According to President Trump, the US steel industry is thriving. However, the equity markets seem to believe otherwise. U.S. Steel Corporation (X) and Nucor (NUE) have lost 37.6% and 4.5%, respectively, this year. AK Steel (AKS) has been slightly better off and is up 1.8% year-to-date. However, AK Steel fell a whopping 60% last year. Nucor and U.S. Steel also closed deep in the red last year. Steel stocks’ dismal price action suggests the markets don’t believe the US steel industry is “thriving.”

US steel industry fact check

Higher steel imports have rattled the US steel industry in recent years. A higher level of imports took a toll on US steel production as well. While the US steel industry wasn’t “dead” as Trump claimed, it certainly needed a structural respite from imports.

Section 232 tariffs did lead to a sense of jubilation in the US steel industry. US steel production rose last year, while imports tapered down. Nucor and Steel Dynamics announced several new projects, while U.S. Steel restarted two blast furnaces. However, while Trump said no new mills were built in the last 30 years, there have been several new plants. Steel Dynamics was only founded in 1993.

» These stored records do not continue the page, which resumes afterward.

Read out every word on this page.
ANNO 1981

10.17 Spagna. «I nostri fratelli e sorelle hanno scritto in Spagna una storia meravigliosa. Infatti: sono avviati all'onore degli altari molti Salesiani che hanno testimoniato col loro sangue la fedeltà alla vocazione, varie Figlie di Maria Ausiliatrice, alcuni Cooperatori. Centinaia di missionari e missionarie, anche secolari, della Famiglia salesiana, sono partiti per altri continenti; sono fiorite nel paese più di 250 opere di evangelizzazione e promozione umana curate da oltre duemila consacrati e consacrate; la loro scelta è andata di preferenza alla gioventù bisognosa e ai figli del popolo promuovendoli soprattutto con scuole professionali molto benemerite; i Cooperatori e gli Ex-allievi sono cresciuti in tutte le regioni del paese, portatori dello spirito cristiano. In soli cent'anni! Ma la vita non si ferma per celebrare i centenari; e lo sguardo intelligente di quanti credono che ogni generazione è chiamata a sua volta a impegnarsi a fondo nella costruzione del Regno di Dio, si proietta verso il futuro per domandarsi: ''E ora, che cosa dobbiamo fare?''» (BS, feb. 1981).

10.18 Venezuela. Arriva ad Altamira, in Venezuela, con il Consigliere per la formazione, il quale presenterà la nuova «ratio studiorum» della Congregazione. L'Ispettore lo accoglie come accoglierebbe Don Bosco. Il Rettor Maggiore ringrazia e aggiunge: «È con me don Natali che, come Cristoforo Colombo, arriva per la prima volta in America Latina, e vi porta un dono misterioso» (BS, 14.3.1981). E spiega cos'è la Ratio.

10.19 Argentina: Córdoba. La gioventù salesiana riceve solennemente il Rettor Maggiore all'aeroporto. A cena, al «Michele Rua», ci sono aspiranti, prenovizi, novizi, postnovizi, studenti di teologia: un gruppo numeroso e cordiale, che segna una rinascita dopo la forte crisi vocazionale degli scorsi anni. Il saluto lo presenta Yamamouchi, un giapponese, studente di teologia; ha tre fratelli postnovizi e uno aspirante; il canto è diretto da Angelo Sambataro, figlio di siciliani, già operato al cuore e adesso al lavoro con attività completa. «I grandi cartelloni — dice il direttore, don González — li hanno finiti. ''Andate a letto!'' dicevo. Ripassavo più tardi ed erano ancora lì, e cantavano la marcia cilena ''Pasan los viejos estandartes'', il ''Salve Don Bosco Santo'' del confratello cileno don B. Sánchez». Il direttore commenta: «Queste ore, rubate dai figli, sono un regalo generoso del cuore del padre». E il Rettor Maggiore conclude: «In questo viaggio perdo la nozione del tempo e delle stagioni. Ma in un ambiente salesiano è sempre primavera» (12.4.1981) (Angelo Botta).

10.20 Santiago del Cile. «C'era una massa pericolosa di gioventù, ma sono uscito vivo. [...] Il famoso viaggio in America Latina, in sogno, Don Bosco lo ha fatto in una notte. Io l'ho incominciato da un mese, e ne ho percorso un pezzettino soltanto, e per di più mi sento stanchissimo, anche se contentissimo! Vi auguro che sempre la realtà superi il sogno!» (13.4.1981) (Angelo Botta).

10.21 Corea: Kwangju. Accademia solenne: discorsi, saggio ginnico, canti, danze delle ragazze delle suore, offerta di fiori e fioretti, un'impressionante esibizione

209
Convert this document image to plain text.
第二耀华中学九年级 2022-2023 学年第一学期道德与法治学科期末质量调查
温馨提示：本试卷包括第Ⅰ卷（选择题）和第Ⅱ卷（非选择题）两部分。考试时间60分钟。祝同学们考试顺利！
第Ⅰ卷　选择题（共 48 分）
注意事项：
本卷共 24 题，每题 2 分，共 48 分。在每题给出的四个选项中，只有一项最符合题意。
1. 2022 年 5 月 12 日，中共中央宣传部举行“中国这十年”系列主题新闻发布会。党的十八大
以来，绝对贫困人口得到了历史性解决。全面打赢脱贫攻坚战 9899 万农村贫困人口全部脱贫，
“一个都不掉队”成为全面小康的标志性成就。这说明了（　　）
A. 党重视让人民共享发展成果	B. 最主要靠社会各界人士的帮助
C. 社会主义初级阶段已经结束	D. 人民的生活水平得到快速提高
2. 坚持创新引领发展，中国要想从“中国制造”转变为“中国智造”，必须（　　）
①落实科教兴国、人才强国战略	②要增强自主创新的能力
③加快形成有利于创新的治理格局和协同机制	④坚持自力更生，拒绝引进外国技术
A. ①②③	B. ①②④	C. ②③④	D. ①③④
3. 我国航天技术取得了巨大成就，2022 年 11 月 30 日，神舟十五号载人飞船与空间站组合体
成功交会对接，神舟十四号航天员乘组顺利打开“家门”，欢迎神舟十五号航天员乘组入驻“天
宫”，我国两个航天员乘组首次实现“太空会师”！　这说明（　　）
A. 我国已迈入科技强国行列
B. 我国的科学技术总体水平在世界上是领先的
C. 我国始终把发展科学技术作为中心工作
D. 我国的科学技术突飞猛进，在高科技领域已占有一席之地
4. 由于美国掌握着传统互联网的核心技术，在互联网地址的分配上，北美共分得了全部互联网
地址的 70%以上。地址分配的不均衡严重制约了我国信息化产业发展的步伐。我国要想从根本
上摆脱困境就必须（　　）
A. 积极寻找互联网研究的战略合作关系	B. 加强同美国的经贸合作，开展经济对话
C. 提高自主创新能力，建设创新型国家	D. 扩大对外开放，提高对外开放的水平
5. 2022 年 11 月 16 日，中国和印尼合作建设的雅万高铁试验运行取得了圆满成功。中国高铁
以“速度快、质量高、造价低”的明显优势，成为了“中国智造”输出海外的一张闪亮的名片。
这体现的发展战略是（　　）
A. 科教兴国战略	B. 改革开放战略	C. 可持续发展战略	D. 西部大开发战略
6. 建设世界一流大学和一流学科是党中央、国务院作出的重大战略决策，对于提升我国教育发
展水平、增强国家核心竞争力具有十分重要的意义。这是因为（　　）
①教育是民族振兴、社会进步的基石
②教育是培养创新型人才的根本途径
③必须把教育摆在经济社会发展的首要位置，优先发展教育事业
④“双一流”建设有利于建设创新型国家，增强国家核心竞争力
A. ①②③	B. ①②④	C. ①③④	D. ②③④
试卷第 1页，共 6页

What’s happening this year?

Last year, there was jubilation in the US steel industry. Flush with cash, US steel companies opened their purse strings. The investment spree continued this year as well. U.S. Steel also doubled down on its capex plan in May. However, the stock sold off after the announcement. Overall, all the steel stocks we’re discussing in this article fell to their 52-week lows in May.

As US steel prices plunged, U.S. Steel announced the closure of two US blast furnaces in June. U.S. Steel announced the closure the same day Trump launched his 2020 campaign. While US steel stocks gained traction in June and July, they’ve fallen again this month. U.S. Steel made a new 52-week low last week.

What’s been driving the sell-off in the US steel industry?

Recession fears have spooked metals and mining investors. Germany’s second-quarter GDP growth slipped into the negative territory. China’s economic data has also been quite dismal this month. The US steel industry isn’t immune to China’s slowdown. To make things worse, the US yield curve inverted last week, further igniting recession fears.

Given growth concerns, steel might be the last industry investors want to get into. Aluminum and copper stocks also sold off last week, and Alcoa hit a fresh 52-week low. The US steel industry wants the Trump administration to get tough on China. However, given the current scenario, US steel companies should now hope for an amicable solution to the trade dispute. A slowing China won’t help make the US steel industry great again.